The UK grassroots organisation A Plastic Planet takes into account the ecofriendly consumer tribe’s views by campaigning for the introduction of a plastic-free supermarket aisle. The benefits for consumers are significant; not only does this initiative give them wider access to more sustainable packaging substitutes, but they can also make choices based on their own principles.
‘With this in mind, we can cast our minds back to a consumer post exploring the rise of the new elite. This consumer prides himself or herself on their purchase behaviour that favours environmental awareness and social consciousness’.
Brands should look to innovate with their packaging, as mentioned previously in our Zero Waste article, in order to appeal to an increasingly environmentally informed consumer. Here at Sheridan&Co, we particularly love jerky brand Snact’s orange peel-esque compostable bags, and 1Rebel Gym’s sustainability program which sees the traditional plastic water bottles being replaced by stainless steel versions in an attempt to cut down consumption within the fitness industry.
This plastic-less world opens up an avenue for brands to look beyond the traditional plastic, in favour of alternatives which promote a sense of morality and environmental consideration.
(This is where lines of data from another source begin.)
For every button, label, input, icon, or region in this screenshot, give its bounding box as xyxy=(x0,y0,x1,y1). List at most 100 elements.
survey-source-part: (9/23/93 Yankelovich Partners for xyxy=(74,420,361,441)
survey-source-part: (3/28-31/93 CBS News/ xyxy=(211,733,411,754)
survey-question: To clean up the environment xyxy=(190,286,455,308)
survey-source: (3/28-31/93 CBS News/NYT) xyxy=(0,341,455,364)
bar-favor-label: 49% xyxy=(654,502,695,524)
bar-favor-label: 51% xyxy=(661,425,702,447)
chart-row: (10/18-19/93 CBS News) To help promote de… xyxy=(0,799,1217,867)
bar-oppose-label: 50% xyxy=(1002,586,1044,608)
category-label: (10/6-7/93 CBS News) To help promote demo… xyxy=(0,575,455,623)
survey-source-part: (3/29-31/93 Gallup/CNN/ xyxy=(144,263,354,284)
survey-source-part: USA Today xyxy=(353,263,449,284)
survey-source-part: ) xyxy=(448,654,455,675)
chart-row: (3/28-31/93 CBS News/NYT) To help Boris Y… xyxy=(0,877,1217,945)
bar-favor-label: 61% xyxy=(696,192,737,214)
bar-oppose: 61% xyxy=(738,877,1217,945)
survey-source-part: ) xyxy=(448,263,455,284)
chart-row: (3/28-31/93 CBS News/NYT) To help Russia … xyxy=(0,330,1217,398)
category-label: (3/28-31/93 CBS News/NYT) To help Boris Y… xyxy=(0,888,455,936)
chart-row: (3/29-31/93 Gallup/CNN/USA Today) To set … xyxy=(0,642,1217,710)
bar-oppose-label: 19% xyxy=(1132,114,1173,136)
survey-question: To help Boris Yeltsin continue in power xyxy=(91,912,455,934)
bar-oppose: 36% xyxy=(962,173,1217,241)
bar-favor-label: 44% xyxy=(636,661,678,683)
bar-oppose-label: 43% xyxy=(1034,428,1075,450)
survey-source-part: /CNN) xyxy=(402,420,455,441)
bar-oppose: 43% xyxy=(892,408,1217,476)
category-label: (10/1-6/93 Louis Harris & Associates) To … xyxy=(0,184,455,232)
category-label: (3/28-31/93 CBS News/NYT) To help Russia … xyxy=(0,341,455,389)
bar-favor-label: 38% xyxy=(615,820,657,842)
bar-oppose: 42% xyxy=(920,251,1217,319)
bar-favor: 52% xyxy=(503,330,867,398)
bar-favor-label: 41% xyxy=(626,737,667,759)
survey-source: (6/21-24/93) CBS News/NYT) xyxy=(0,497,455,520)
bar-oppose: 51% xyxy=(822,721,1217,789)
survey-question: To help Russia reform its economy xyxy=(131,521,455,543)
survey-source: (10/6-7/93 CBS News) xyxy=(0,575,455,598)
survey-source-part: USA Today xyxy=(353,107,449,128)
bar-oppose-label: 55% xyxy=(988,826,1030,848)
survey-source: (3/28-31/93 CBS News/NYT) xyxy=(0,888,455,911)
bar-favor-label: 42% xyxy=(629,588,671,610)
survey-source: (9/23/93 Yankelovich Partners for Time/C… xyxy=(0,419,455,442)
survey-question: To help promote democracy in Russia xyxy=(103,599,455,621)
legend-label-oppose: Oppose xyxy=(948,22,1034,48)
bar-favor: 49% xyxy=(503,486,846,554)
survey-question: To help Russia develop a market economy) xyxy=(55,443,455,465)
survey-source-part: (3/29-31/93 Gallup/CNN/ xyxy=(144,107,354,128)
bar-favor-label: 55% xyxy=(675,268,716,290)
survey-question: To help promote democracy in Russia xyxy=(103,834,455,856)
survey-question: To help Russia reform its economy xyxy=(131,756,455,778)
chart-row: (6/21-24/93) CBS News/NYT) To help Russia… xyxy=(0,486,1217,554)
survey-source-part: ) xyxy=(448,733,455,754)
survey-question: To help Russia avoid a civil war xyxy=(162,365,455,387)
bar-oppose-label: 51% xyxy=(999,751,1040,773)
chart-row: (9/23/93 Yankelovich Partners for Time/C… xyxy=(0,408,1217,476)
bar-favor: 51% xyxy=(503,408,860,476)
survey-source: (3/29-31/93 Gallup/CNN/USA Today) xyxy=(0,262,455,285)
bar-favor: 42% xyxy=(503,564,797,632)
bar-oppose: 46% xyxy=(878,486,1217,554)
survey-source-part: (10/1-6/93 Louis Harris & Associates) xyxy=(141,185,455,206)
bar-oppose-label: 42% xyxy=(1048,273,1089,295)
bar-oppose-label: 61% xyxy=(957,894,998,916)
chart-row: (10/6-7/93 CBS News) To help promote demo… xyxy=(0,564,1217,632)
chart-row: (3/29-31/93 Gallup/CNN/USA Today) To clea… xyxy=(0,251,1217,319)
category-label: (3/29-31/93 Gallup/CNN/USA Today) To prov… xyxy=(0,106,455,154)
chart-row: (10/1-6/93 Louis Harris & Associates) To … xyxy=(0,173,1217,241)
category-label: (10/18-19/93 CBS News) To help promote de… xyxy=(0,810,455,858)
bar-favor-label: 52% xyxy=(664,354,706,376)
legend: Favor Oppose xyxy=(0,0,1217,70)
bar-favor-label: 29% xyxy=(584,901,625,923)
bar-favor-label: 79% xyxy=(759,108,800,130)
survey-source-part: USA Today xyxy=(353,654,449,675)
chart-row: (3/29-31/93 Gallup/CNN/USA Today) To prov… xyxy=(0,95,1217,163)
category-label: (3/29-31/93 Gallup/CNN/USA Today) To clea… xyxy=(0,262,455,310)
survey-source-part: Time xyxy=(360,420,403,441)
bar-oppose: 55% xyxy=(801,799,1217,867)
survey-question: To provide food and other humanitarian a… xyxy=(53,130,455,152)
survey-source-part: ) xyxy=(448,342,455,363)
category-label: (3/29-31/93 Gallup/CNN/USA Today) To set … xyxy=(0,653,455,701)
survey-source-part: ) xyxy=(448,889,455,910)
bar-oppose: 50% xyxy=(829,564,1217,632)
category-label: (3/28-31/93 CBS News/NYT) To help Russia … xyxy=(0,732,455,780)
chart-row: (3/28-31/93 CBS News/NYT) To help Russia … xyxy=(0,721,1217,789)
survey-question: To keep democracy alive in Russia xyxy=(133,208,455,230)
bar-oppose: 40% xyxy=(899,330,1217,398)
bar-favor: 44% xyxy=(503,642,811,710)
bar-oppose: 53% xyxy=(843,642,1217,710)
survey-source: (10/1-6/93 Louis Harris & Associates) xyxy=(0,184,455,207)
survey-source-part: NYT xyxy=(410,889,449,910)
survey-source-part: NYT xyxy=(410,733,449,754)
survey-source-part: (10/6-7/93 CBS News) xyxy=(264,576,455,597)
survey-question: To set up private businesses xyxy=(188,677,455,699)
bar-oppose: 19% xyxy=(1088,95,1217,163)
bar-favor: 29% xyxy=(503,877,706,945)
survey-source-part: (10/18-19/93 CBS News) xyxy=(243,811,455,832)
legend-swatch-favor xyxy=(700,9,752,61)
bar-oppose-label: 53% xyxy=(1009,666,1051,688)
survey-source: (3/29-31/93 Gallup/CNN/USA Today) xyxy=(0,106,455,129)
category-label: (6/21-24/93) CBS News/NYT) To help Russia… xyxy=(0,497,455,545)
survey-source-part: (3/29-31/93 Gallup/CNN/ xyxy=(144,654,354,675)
We previously explored the rise of Conscious Brands and supermarket chain Marks&Spencer has initiated ‘Project Thin Air’. The project involved redesigning the packaging of over 140 of their snacks by limiting the amount of air contained in each packet, thereby reducing the amount of plastic required.
Brands are venturing into a future where plastic becomes redundant. How can retailers and brands prepare for this future?
How can your brand make changes to existing products and shop design in order to appeal to consumers who prioritise ethical credentials?
2018 is all about making a positive contribution to the environment- is your brand delivering a meaningful impact? Are you keeping up with this growing change within consumer lifestyle?
How can your brand trade on the plastic-less opportunity to deliver schemes and initiatives that will help achieve and maintain brand loyalty.